The world’s building stock is expected to double by 2060, adding the equivalent of one New York City in new construction every month. Yet construction methods and materials that dominate the building sector are carbon-intensive, unhealthy for people, destructive to the environment, and are becoming increasingly expensive, with much of the burden falling on vulnerable populations. While efforts to reduce embodied and operational carbon emissions in the built environment are advancing, this research often remains at the lab, with limited industry translation or implementation at scale. At the same time, the building sector is lagging far behind in productivity compared to other manufacturing industries when it comes to sustainability targets and equity goals. A team of faculty members from the Taubman College of Architecture and Urban Planning, the College of Engineering, and the School for Environment and Sustainability is working to change that by developing a Low-Carbon Building R+D Initiative at the University of Michigan.
The Office of the Vice President for Research has awarded a VPR-RAD Catalyst Grant to advance a strategic roadmap for developing targeted research domains and building out capacity and industry partnerships that will position U-M as a leader in accelerating low-carbon building innovations. The initiative is a cross-unit collaboration led by three Associate Deans of Research: Kathy Velikov, professor at Taubman College; Eric Michielssen, Louise Ganiard Johnson Professor of Engineering in Electrical Engineering and Computer Science at the College of Engineering; and Bill Currie, professor at the School for Environment and Sustainability. Key faculty on the initiative include associate professor Tsz Yan Ng from Taubman College and, from Civil and Environmental Engineering, associate professor Brian Ellis and assistant professor Evgueni Filipov.
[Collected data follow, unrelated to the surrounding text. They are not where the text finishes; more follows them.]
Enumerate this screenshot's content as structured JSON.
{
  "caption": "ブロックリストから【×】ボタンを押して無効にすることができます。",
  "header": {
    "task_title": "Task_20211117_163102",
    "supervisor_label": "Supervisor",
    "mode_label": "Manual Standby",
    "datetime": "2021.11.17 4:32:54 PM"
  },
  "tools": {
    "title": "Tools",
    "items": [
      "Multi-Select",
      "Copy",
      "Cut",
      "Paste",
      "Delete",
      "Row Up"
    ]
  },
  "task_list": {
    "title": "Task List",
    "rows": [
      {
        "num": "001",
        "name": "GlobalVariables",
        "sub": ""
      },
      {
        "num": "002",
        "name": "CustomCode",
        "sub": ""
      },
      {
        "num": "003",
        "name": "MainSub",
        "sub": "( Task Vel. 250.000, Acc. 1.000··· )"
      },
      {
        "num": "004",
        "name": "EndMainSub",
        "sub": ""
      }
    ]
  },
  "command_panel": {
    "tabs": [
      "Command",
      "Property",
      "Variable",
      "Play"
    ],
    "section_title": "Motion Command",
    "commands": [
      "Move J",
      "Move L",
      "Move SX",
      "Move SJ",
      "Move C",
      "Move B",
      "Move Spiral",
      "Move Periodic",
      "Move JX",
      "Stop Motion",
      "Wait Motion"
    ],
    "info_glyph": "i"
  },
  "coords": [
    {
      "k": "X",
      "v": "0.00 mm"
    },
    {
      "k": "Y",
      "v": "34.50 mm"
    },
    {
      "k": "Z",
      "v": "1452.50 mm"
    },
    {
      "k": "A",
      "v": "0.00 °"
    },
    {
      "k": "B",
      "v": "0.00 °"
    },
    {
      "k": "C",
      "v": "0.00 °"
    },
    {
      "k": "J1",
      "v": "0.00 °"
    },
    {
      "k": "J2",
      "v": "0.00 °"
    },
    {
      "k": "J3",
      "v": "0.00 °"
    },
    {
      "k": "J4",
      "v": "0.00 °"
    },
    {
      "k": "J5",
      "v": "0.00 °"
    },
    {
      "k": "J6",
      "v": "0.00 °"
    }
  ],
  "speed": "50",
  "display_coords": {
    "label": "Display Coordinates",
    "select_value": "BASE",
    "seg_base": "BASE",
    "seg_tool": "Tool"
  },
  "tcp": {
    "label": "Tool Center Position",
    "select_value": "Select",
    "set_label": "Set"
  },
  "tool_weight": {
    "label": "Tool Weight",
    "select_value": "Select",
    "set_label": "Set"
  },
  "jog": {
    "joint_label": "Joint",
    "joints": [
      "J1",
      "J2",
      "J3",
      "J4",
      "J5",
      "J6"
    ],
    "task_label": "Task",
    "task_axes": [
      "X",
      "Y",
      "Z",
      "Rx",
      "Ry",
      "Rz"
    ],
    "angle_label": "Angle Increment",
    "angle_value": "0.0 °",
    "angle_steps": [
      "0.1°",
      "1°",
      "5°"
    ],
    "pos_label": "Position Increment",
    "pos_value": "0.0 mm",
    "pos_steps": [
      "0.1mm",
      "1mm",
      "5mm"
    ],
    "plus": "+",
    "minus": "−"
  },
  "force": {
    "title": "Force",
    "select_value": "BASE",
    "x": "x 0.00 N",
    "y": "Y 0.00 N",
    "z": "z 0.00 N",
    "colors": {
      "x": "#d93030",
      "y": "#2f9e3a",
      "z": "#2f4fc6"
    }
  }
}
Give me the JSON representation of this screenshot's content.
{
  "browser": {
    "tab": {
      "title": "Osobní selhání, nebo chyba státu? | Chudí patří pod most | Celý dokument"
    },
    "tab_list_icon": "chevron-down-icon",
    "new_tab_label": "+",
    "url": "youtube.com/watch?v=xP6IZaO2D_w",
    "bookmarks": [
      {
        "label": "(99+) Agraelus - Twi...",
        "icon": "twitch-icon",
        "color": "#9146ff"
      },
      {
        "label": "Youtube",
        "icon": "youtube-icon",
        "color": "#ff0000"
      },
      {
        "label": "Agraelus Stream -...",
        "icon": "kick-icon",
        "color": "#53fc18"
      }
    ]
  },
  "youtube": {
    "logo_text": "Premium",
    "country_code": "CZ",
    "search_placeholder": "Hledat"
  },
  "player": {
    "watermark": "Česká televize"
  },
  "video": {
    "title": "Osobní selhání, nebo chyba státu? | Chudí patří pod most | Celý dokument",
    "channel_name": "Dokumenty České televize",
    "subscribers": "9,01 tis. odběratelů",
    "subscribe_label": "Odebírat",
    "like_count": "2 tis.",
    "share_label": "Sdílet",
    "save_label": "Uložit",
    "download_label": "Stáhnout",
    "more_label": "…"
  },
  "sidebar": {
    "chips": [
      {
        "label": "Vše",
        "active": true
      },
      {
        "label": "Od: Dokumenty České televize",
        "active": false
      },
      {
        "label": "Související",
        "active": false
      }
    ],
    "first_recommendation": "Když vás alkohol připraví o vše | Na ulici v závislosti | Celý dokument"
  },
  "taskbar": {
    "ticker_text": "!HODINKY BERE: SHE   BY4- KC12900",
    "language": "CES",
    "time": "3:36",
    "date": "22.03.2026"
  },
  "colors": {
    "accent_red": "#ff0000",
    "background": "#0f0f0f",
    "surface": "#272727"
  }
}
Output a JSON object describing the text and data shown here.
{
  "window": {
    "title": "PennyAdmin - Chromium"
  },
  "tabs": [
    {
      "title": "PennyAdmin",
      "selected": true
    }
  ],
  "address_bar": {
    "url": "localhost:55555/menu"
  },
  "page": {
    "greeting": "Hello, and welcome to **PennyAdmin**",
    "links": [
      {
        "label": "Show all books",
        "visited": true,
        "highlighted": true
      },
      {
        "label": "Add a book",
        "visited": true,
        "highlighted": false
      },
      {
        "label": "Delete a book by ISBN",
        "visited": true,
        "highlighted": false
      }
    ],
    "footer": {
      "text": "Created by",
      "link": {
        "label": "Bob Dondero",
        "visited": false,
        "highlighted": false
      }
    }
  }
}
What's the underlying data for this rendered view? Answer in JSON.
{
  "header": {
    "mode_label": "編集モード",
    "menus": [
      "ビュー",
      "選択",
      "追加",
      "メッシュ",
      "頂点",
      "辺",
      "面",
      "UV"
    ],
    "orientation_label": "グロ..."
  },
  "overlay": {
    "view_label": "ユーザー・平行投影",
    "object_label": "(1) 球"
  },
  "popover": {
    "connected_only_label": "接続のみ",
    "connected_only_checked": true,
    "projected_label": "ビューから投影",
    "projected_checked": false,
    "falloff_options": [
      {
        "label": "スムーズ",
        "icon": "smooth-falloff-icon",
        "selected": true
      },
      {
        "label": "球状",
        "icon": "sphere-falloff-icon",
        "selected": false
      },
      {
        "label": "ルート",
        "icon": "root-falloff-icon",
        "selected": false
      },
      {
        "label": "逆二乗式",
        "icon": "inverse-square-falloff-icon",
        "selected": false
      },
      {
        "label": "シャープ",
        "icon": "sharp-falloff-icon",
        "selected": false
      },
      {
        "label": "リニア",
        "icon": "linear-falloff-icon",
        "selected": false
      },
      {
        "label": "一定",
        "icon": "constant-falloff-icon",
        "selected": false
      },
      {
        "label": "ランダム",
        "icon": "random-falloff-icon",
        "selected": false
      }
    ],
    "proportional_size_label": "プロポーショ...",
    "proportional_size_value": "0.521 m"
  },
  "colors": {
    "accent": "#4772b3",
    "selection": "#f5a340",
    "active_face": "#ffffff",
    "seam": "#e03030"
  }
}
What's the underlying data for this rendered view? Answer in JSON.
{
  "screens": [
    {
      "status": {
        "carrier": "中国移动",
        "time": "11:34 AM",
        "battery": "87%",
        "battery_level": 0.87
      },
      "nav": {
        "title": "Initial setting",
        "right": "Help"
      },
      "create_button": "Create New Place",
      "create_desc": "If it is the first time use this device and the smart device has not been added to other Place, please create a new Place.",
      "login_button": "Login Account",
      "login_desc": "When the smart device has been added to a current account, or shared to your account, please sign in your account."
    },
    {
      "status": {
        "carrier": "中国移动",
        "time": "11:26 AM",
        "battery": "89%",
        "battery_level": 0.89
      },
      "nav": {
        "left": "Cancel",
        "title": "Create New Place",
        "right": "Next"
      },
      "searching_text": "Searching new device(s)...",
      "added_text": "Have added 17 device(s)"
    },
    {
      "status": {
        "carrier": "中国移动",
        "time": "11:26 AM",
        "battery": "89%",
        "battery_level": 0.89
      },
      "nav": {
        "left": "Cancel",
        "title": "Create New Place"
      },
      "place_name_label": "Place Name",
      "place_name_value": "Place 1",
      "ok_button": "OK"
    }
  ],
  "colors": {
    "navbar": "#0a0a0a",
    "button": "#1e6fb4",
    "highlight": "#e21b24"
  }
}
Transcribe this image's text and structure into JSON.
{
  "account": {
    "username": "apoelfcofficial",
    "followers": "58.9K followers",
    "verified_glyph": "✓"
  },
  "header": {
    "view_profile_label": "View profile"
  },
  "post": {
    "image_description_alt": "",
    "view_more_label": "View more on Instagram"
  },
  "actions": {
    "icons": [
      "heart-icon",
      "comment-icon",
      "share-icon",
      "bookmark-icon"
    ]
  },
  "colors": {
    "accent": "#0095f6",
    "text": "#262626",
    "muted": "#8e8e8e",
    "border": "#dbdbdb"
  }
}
The vision for the Low-Carbon Building R+D Initiative is to create a framework for translational and applied research in decarbonizing the built environment and transforming the industry toward a sustainable and resilient future. The proposed initiative requires multidisciplinary collaboration across the university, leveraging diverse expertise to tackle wicked societal problems in the built environment to bring impactful solutions not possible to achieve through singular disciplines. Together with external industry and stakeholder input, innovations will be co-developed and prototyped as Living Labs. These living labs are envisioned as full-scale functional testbed demonstrators that will provide performance metrics to advance research and reduce risks for adoption such as costs, codes, policies, and supply chains and labor shortages. Viable and sustainable solutions will be addressed across the entire construction ecosystem, including impact on health and social equity.